It’s not uncommon to see patients in long-term care facilities prescribed medications for anxiety, agitation, or insomnia. Two such medications that can raise red flags are Atarax (hydroxyzine) and Ativan (lorazepam). While both can be appropriate in select situations, using them together can create significant challenges for both clinical and nursing staff — and even lead to survey deficiencies if not properly justified or monitored.
Case Scenario
An 86-year-old female resident with dementia and anxiety is prescribed hydroxyzine 25 mg every 8 hours as needed for agitation. Over time, she continues to have periods of restlessness, and the provider adds lorazepam 0.5 mg twice daily as needed for anxiety. The nursing staff now have two PRN medications that target similar symptoms — both sedating, both CNS depressants, and one with anticholinergic potential (hydroxyzine).
From a clinical standpoint, this combination raises multiple concerns. Both agents can cause sedation, confusion, dizziness, and falls — effects that are especially problematic in elderly patients. Hydroxyzine contributes to anticholinergic burden, which can worsen cognition and cause urinary retention, constipation, and dry mouth. Lorazepam contributes to dependence risk, respiratory depression, and worsening of confusion and delirium risk.
From an operational and regulatory standpoint, this situation can quickly become a documentation and compliance nightmare. In long-term care, surveyors scrutinize PRN psychotropic medication use closely. When two PRN medications are ordered for the same indication (for example, “anxiety” or “agitation”), surveyors often cite this as a deficiency under F758 (Unnecessary Drugs). The facility must demonstrate that both medications are clinically justified, monitored for effectiveness, and used in accordance with behavioral documentation and gradual dose reduction (GDR) expectations. Here’s some data we’ve put together in the past on nursing home survey deficiencies.

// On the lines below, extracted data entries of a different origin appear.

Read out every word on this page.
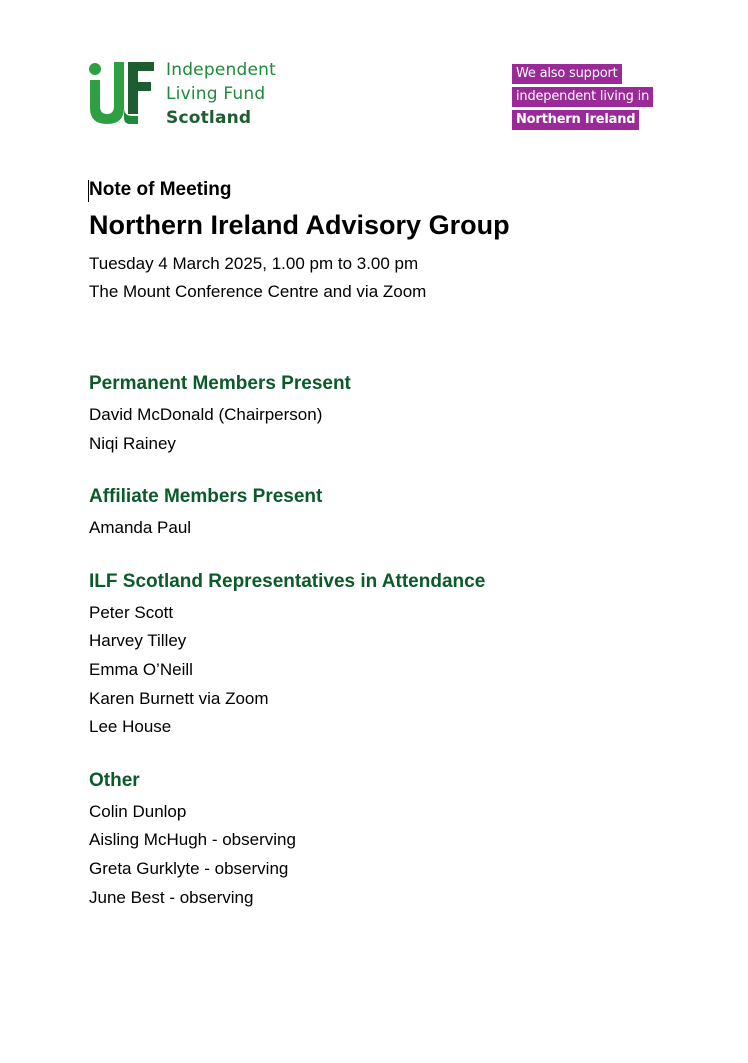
Independent
Living Fund
Scotland
We also support
independent living in
Northern Ireland

Note of Meeting

Northern Ireland Advisory Group

Tuesday 4 March 2025, 1.00 pm to 3.00 pm

The Mount Conference Centre and via Zoom

Permanent Members Present
David McDonald (Chairperson)
Niqi Rainey
Affiliate Members Present
Amanda Paul
ILF Scotland Representatives in Attendance
Peter Scott
Harvey Tilley
Emma O’Neill
Karen Burnett via Zoom
Lee House
Other
Colin Dunlop
Aisling McHugh - observing
Greta Gurklyte - observing
June Best - observing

In addition to the regulatory concern, for nursing staff, the overlap can create confusion. Which PRN should be given first? How should they document which one was tried, its effectiveness, and whether a second PRN was appropriate? Inconsistent documentation can easily lead to a deficiency during a survey, even if care was appropriate.
Clinical Takeaway
- Both Atarax and Ativan are sedating and increase fall risk in older adults.
- Avoid duplicate PRN orders for the same indication — they often lead to unnecessary drug use and compliance issues.
- Review each psychotropic medication for continued need and consider non-drug interventions first.
- Clear, specific documentation and staff education are essential to avoid regulatory deficiencies.
Bottom Line:
While Atarax and Ativan may each have a place in certain cases, using them together in long-term care can cause more harm than good — clinically, operationally, and regulatory-wise. Reviewing PRN orders routinely and tightening up indications can save staff confusion, improve resident safety, and keep your facility off the deficiency radar.